5. Decision of this Tribunal in Himson Textile Engg. was questioned before the Supreme Court in Himson Textiles Engg. Industries Ltd. v. Commissioner of Customs, Mumbai . Supreme Court reversed the decision of this Tribunal and remanded the matter for fresh decision in the light of the principle stated by Their Lordships in Mahindra & Mahindra and Maruti Udyog Ltd. .
6. In the instant case, payment of 1.5 million DKK had nothing to do with the value of the wind electric generators. They could be assembled or worked without the know-how for which the lump sum payment was effected. The know-how obtained was in relation to post import activities. In other words, the lump sum payment of 1.5 million DKK had no connection whatsoever on the import of the capital goods imported. Therefore, the facts on hand cannot justify loading of price shown in the invoices by adding the above mentioned lump sum payment of 1.5 million DKK to the assessable value. Contrary view taken by the authorities below are unsustainable.
7. Adjudicating authority in paragraph 1CI of the Order-in-Original came to the specific finding that payment of royalty is in no way related to the imported goods and, therefore, not includible in the invoice value.

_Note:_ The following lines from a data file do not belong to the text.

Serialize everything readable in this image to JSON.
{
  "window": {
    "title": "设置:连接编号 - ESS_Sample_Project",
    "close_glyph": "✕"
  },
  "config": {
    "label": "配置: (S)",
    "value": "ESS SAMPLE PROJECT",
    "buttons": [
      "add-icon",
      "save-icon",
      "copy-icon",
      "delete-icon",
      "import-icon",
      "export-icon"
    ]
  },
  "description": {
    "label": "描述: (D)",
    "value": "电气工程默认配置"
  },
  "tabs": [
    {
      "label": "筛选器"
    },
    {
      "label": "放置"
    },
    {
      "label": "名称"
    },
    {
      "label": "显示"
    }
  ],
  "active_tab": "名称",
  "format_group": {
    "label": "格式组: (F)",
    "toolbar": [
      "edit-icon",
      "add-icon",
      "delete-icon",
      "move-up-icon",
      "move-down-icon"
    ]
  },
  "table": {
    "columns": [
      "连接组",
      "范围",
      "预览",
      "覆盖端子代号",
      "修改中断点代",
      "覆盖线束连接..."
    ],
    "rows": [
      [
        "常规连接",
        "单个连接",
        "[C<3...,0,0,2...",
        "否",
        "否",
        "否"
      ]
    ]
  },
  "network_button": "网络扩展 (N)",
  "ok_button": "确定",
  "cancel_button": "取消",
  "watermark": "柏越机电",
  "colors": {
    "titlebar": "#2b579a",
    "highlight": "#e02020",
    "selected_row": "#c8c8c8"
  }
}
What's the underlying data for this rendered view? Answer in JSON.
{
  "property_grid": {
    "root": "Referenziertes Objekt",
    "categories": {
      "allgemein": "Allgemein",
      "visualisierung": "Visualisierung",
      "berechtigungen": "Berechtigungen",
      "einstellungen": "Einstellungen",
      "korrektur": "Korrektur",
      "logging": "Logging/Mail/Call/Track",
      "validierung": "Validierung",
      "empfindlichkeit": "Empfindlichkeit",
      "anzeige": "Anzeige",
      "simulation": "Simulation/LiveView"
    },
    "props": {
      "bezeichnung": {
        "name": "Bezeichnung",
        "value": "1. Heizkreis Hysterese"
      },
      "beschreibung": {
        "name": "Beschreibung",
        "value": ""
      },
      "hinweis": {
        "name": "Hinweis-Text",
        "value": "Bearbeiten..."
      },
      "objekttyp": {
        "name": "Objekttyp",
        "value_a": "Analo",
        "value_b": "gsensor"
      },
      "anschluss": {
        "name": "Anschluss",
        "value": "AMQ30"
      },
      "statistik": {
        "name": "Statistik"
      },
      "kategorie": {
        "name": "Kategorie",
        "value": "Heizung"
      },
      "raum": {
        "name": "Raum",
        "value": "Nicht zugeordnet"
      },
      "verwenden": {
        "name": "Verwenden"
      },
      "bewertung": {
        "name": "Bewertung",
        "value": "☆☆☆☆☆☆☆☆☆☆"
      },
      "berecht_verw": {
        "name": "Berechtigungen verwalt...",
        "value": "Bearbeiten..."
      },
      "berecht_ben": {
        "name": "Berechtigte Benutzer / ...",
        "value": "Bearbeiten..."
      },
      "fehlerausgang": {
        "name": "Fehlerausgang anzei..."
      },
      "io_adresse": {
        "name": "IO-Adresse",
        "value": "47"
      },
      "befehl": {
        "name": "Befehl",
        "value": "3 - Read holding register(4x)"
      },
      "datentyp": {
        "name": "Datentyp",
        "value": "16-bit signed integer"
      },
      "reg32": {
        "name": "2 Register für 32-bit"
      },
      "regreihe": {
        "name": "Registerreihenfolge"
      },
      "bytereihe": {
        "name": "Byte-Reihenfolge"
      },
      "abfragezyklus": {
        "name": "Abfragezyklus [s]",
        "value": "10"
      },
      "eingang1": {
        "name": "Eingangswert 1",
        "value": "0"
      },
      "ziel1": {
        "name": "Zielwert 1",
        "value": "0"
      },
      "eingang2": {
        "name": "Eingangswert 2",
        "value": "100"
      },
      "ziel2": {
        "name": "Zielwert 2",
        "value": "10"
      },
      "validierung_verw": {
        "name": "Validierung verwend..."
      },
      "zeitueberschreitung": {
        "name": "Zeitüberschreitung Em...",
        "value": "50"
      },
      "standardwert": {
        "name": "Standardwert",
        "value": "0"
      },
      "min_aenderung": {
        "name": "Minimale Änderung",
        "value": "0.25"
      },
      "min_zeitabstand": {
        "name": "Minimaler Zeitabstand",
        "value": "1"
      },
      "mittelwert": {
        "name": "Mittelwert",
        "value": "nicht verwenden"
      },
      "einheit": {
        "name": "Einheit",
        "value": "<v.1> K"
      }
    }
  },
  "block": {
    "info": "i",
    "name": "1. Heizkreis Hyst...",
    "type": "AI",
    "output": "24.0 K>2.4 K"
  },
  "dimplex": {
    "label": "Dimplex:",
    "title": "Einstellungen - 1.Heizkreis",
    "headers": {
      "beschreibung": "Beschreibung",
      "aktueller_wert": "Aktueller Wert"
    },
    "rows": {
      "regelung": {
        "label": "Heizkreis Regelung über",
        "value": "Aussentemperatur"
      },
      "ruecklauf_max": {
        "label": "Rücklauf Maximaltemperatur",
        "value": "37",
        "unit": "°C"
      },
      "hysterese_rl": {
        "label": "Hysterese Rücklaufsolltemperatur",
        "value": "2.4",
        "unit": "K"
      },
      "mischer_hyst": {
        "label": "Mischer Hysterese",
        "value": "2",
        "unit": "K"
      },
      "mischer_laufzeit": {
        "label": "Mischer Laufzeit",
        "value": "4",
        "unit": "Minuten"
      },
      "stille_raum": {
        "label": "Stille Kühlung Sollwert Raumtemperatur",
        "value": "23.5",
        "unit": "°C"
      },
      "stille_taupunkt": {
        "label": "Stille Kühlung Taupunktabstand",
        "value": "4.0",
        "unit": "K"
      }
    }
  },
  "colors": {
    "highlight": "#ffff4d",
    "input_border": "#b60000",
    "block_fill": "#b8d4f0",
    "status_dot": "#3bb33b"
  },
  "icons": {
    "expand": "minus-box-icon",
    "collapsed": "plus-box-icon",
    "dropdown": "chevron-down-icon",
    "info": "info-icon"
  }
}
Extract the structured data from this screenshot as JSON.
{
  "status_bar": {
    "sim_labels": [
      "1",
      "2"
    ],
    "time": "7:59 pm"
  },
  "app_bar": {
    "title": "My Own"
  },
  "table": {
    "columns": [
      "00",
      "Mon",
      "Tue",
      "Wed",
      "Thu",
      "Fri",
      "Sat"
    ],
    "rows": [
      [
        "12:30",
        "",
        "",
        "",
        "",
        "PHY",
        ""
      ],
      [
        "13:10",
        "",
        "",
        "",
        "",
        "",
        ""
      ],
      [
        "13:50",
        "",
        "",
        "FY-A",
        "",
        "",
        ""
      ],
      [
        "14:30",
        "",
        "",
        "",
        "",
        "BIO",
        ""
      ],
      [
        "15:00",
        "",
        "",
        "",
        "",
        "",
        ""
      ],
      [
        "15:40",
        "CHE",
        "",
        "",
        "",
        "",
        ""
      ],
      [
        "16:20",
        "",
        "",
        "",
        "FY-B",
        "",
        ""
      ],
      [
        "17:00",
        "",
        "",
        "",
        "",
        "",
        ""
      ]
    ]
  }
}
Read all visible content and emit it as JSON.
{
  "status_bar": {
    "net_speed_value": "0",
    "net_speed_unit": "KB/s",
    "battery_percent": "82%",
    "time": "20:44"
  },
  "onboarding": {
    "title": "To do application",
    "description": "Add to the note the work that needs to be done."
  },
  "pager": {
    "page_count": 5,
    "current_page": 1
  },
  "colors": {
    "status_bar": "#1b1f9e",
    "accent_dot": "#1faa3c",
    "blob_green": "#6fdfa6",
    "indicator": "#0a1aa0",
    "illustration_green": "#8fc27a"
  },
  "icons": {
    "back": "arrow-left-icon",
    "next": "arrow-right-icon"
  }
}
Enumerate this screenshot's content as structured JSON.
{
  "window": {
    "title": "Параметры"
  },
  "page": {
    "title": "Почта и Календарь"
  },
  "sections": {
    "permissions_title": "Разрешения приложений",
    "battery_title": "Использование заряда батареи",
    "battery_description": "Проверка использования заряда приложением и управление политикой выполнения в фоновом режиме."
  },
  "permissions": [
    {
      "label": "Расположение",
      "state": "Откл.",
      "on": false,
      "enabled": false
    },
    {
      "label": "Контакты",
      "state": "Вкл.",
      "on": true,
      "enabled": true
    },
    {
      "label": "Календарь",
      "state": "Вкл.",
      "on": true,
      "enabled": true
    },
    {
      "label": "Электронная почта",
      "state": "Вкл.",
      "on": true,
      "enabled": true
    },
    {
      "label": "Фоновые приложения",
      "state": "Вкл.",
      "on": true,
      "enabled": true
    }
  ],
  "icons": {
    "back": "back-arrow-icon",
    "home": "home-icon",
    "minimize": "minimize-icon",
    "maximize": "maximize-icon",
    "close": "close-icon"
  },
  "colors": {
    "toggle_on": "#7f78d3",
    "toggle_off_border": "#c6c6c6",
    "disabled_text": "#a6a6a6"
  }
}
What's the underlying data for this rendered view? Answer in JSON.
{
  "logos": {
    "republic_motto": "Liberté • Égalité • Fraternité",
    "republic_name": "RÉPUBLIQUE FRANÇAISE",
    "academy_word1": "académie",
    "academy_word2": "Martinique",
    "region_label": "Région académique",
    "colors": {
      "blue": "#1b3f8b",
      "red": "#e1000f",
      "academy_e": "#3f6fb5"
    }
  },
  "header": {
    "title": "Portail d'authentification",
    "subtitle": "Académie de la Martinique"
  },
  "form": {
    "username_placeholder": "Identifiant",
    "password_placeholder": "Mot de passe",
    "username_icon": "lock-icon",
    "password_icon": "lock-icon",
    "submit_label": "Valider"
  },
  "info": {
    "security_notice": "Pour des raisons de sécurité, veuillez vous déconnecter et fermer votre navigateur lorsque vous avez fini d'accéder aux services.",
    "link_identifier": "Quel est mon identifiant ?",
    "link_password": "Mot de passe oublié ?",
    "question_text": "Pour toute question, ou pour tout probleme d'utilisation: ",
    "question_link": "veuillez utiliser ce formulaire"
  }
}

That finding in favour of the appellant herein was not questioned by the department before the Commissioner (Appeals). In the appeal filed by the present appellant challenging the inclusion of 1.5 million DKK to the assessable value of the imported goods, appellate authority, for reasons best known to her, interfered with the said finding and directed the adjudicating officer to include royalty at the appropriate time for computation of the loading factor making all future assessments provisional. In appeal filed by the assessee, the Commissioner was not at all justified in reversing that part of the order of the primary authority which was in favour of the appellant before him. On this short ground, we set aside the order passed by the Appellant Commissioner regarding royalty payable by the appellant to the foreign collaborator.
8. In view of what has been stated above, the orders passed by the adjudicating authority and the appellate authority are set aside with consequential relief, if any.